Karen Peris : Non, pour le meilleur ou pour le pire, je suis la même personne. Mais il y a des aspects de chaque texte qui ne sont pas spécifiques à mon expérience, il y a des descriptions qui sont imaginées, pas réelles, cela me permet de garder un sentiment de mystère sur la chanson, d’être surprise par elle d’une certaine manière. Donc, les chansons ne sont pas comme des tranches de journal intime mais plutôt un carnet de croquis dans lequel sont collés des morceaux de photos et de peintures, des fragments épars d’écriture, des lettres, des listes de mots et de lieux collés dedans un peu comme un herbier. De toutes ces choses je fais un assemblage, ce qui me permet de contenir un sentiment fugace et éphémère dans ces images. Cela m’aide aussi à mieux représenter les pensées qui ont pu me traverser quand je composais la musique.

Pour prolonger la question précédente, pourriez-vous nous parler This Is A Song In Winter que l’on retrouve sur A Song Is Way Above The Lawn ?

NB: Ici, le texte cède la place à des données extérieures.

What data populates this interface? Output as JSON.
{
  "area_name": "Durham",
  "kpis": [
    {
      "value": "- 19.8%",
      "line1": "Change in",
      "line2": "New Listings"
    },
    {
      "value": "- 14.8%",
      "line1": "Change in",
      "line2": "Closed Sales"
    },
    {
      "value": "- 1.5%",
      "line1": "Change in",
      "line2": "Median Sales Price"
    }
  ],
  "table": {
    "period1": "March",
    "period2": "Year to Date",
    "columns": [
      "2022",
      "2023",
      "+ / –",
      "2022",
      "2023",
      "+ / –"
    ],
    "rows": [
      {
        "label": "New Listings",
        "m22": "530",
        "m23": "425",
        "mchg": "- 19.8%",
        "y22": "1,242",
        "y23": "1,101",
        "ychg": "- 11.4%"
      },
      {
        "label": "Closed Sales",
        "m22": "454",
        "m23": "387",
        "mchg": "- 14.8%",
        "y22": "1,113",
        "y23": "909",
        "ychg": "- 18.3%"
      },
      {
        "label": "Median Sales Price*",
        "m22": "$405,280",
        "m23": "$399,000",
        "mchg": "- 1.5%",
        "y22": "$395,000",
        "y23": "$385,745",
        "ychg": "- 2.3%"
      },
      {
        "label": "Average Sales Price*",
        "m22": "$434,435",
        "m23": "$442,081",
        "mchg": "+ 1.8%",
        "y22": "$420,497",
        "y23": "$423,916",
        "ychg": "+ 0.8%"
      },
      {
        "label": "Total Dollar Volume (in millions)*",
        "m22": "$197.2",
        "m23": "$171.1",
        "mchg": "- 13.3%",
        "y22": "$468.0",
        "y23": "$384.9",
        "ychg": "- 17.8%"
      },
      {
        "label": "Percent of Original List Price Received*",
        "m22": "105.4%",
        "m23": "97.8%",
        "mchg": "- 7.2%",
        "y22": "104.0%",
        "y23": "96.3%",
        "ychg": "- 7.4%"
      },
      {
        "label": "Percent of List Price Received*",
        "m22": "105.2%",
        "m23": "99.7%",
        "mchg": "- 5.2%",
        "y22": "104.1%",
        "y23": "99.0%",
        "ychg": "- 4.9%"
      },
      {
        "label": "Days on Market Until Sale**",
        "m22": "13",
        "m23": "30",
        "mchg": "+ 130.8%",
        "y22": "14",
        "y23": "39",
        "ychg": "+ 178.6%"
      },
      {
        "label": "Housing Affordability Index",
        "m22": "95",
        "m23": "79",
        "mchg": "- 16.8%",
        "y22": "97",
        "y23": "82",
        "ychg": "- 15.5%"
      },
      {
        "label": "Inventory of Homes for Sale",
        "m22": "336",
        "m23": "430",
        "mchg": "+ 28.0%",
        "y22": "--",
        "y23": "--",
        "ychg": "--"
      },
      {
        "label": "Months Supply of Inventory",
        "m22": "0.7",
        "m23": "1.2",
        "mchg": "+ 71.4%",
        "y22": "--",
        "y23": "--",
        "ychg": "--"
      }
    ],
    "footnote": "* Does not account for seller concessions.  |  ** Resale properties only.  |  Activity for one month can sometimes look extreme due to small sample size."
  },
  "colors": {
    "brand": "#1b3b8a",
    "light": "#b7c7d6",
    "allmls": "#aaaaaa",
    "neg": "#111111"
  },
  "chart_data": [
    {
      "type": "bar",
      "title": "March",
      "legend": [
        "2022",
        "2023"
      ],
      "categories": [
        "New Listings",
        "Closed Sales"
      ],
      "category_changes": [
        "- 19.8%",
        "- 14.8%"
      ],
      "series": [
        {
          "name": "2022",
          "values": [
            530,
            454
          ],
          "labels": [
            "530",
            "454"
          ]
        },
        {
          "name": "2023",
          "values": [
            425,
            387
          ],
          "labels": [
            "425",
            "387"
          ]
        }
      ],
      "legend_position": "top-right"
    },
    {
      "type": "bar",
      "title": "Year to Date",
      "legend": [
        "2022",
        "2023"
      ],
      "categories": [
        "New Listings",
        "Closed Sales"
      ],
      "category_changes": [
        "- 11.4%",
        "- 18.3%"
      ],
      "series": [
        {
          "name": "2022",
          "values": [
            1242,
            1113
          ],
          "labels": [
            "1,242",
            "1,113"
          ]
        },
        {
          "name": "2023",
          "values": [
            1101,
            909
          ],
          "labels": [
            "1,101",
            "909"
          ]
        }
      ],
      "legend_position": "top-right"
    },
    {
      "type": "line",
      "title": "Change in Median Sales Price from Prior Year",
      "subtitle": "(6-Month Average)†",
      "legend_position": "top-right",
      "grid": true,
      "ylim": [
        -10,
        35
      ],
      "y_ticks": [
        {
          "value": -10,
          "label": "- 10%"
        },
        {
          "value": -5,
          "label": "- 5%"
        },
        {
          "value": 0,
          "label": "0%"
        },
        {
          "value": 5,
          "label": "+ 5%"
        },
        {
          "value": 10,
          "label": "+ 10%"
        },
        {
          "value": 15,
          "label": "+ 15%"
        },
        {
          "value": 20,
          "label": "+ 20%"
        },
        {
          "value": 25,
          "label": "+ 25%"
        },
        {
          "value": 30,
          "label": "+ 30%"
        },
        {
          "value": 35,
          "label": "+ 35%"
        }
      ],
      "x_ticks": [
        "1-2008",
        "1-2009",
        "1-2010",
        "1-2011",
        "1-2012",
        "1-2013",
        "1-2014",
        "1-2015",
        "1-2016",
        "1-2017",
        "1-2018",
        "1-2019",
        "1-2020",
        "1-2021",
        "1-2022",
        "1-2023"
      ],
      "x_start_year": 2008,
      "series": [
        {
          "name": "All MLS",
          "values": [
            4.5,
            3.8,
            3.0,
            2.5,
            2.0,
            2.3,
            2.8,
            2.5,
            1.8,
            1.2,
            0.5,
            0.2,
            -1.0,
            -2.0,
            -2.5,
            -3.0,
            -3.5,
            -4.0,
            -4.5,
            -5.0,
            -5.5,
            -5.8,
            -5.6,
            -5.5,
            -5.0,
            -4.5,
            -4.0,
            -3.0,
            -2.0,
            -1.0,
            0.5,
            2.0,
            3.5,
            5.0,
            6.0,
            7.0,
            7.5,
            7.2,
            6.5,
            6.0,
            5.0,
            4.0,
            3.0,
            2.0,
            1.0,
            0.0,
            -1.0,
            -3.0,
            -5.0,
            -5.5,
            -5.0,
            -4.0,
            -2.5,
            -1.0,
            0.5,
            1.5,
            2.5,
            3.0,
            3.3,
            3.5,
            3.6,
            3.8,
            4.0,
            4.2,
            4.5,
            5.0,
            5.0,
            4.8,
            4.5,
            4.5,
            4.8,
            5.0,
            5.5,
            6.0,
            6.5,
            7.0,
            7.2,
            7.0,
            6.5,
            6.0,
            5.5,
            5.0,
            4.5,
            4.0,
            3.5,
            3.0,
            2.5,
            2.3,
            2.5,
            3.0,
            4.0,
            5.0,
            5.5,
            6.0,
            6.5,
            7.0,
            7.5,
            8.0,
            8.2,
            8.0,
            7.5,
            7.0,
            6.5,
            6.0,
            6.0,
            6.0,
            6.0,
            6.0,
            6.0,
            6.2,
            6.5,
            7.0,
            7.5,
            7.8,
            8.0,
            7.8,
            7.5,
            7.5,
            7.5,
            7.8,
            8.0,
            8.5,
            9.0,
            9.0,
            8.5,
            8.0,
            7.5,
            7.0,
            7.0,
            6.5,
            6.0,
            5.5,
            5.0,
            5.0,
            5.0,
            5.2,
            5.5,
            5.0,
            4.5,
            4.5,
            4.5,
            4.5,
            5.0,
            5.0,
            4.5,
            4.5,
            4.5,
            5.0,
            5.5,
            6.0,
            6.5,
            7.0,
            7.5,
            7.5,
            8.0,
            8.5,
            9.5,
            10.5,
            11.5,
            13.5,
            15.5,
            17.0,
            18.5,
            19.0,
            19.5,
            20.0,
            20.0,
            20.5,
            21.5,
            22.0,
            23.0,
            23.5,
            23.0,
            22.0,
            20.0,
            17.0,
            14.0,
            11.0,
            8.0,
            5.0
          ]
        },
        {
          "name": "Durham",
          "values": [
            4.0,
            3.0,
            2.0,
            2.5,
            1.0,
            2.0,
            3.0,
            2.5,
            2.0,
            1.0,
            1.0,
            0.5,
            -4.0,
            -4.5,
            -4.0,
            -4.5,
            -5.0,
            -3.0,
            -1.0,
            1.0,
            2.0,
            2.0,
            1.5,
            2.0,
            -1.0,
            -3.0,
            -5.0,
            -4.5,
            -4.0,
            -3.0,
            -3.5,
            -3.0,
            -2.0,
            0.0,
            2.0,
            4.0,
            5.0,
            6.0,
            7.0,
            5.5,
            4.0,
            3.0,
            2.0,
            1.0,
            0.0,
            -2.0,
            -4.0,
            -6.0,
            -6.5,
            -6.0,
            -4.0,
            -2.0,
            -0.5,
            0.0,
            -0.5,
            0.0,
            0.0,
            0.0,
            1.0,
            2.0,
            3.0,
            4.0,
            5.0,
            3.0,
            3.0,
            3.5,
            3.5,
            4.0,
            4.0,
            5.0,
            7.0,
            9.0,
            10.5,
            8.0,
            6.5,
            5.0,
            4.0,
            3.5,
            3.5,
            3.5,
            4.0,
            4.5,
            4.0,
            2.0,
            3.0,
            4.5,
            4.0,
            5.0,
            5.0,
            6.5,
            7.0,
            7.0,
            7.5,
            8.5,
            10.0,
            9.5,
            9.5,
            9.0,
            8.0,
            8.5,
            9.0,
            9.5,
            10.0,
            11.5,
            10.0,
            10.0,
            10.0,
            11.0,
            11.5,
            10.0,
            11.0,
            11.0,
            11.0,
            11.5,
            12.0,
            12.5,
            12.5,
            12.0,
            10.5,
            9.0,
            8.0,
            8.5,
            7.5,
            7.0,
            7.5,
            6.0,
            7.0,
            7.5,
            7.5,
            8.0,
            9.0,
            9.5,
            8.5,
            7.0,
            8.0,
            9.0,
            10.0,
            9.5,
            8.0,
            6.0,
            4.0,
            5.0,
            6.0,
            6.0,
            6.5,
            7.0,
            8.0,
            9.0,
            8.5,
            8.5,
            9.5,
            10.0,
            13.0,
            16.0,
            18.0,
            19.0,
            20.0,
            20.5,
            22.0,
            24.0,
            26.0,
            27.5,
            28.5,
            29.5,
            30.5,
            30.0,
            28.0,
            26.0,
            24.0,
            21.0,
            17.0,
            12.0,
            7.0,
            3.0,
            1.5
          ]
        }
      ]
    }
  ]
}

Karen Peris : C’est un de ces moments uniques dans le temps que l’on connaît tous dans nos quotidiens. Ce morceau, plus précisément dépeint la neige qui commence à tomber, nous sommes dehors dans un lieu public et dans ce lieu où un instant avant les gens s’ignoraient poliment, les conversations commencent à émerger du silence poudreux, des étrangers parlent entre eux. L’émerveillement amène toujours le dialogue. Dans ce genre d’instant, on a le sentiment d’appartenir à un tout, à un lieu et un temps, un groupe. Je n’ai pas vécu cette expérience précise que je décris dans This Is A Song In Winter dans la vie réelle, mais des évènements similaires. Par exemple, quand j’avais neuf ou dix ans, j’étais dans la cour de la maison de mes parents et un groupe d’étudiants que je n’avais jamais vus m’ont dit qu’ils aimaient les fleurs dans notre jardin. Spontanément, comme la gamine que j’étais alors, j’ai couru en ramasser quelques-unes pour les leur donner. Je considère cet échange comme un grand évènement de ma vie, j’aime à penser que de petits moments d’apparence insignifiante puissent contenir tant de promesses et deviennent avec le temps des souvenirs qui nous constituent pleinement.

Au moment de la sortie de Sun On The Square (2018), vous disiez dans une interview : « Il y a l’idée menaçante que mes enfants vont vivre leur propre vie. Il y a donc cette sorte de possibilité et de promesse pour eux, et je pense que cet album parle beaucoup de ce changement. Je ne suis pas sûr que cela reflète tant le monde moderne, que les changements qui restent universels à chaque personne ». Faire revivre l’enfance comme vous le faîtes sur ce disque, c’est refuser le changement  et inscrire la vie dans une forme d’éternité ?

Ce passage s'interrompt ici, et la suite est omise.